La presencia del campeón del mundo amplificó todavía más el mensaje. El propio Verstappen, captado por las cámaras, resumió el contraste con una frase demoledora: “Echad un buen vistazo. Esto es automovilismo de verdad. Motor V8, sin preocupaciones por la batería, sin superclipping y con muchos adelantamientos naturales”.

La fuerza de esa comparación llega en un momento delicado para la F1. Parte del malestar que rodea a la temporada 2026 nace de unos coches definidos por el reparto de potencia 50/50 entre motor de combustión y batería, y por una conversación técnica dominada por la recarga, el despliegue de energía y el llamado super clipping. El artículo sostiene que eso ha desplazado el foco desde el pilotaje puro hacia la administración de recursos, justo la crítica que Nürburgring ayudó a reactivar.

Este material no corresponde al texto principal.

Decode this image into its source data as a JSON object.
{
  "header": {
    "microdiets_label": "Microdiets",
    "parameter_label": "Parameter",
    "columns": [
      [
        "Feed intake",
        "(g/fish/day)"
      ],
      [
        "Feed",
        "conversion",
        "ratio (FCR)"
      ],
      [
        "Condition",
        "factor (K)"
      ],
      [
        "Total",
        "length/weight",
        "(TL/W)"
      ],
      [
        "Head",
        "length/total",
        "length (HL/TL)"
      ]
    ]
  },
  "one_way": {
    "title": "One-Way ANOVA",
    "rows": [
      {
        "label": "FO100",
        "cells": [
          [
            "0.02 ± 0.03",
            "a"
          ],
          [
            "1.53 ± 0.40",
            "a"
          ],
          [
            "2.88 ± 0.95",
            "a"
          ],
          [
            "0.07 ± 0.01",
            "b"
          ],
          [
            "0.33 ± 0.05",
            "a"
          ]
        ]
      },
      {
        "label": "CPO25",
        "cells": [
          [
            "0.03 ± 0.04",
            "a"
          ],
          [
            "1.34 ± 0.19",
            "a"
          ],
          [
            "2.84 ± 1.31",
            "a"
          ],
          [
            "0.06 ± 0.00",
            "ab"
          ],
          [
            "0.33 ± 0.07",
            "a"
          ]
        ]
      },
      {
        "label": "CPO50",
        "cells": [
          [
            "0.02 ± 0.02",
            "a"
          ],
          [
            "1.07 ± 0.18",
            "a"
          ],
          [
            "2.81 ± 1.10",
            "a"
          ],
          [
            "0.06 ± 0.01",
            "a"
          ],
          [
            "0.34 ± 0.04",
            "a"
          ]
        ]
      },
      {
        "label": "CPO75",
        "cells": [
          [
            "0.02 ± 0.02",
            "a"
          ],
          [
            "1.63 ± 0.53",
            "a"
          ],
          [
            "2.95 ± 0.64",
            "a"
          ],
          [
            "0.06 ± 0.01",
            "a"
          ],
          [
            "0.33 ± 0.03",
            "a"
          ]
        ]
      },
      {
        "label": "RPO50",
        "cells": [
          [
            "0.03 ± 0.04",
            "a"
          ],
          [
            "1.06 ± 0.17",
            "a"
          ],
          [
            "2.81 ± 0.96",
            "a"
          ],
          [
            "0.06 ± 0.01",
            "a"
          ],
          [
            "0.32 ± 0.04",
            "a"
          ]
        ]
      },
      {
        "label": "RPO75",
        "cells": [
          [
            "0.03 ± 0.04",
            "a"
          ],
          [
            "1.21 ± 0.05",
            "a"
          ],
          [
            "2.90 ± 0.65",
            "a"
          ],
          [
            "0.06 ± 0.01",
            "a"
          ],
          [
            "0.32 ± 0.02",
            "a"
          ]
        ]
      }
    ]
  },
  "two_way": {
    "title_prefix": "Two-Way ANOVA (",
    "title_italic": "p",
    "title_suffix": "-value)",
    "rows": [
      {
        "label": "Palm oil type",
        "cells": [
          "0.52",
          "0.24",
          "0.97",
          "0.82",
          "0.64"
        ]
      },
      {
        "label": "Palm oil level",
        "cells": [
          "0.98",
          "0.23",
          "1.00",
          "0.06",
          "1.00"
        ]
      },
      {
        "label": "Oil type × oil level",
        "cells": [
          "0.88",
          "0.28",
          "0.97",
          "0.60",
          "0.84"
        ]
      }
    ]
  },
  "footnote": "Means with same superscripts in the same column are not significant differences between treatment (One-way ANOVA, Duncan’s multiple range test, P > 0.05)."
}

Charles Leclerc, piloto de Ferrari, puso voz a esa frustración tras la clasificación del Gran Premio de Japón. “Ahora eso ya no es posible”, dijo sobre la idea de asumir riesgos extra en Q3. Luego precisó que “la consistencia está dando más resultado que ser valiente” y que eso hace la clasificación “un poco menos desafiante”. La queja encaja con la tesis central del texto: no se cuestiona que pilotar un F1 siga siendo extremadamente difícil, sino que el tipo de dificultad ha cambiado de una forma que muchos no consideran atractiva.

Por eso Nürburgring no aparece en el artículo como una simple nostalgia por coches GT o por motores con mejor sonido, sino como una advertencia para la F1. El autor sostiene que la prueba alemana recordó algo básico: todo lo demás debe ser secundario frente a la carrera. Y en 2026, con tanta discusión sobre coches “faltos de energía” y gestión híbrida, la categoría ha corrido el riesgo de olvidar justo eso.

La consecuencia es más profunda que una simple comparación de formatos. Según el artículo, muchos aficionados que acudieron por primera vez al Nürburgring atraídos por Verstappen compartían una misma impresión: “Nos encanta correr aquí, no nos dábamos cuenta de que el automovilismo podía ser así”. Esa reacción aumenta la presión sobre la F1 para que los cambios reglamentarios previstos a mediados de 2026 y de cara a 2027 devuelvan el peso de la competición por encima de la gestión y la comercialización.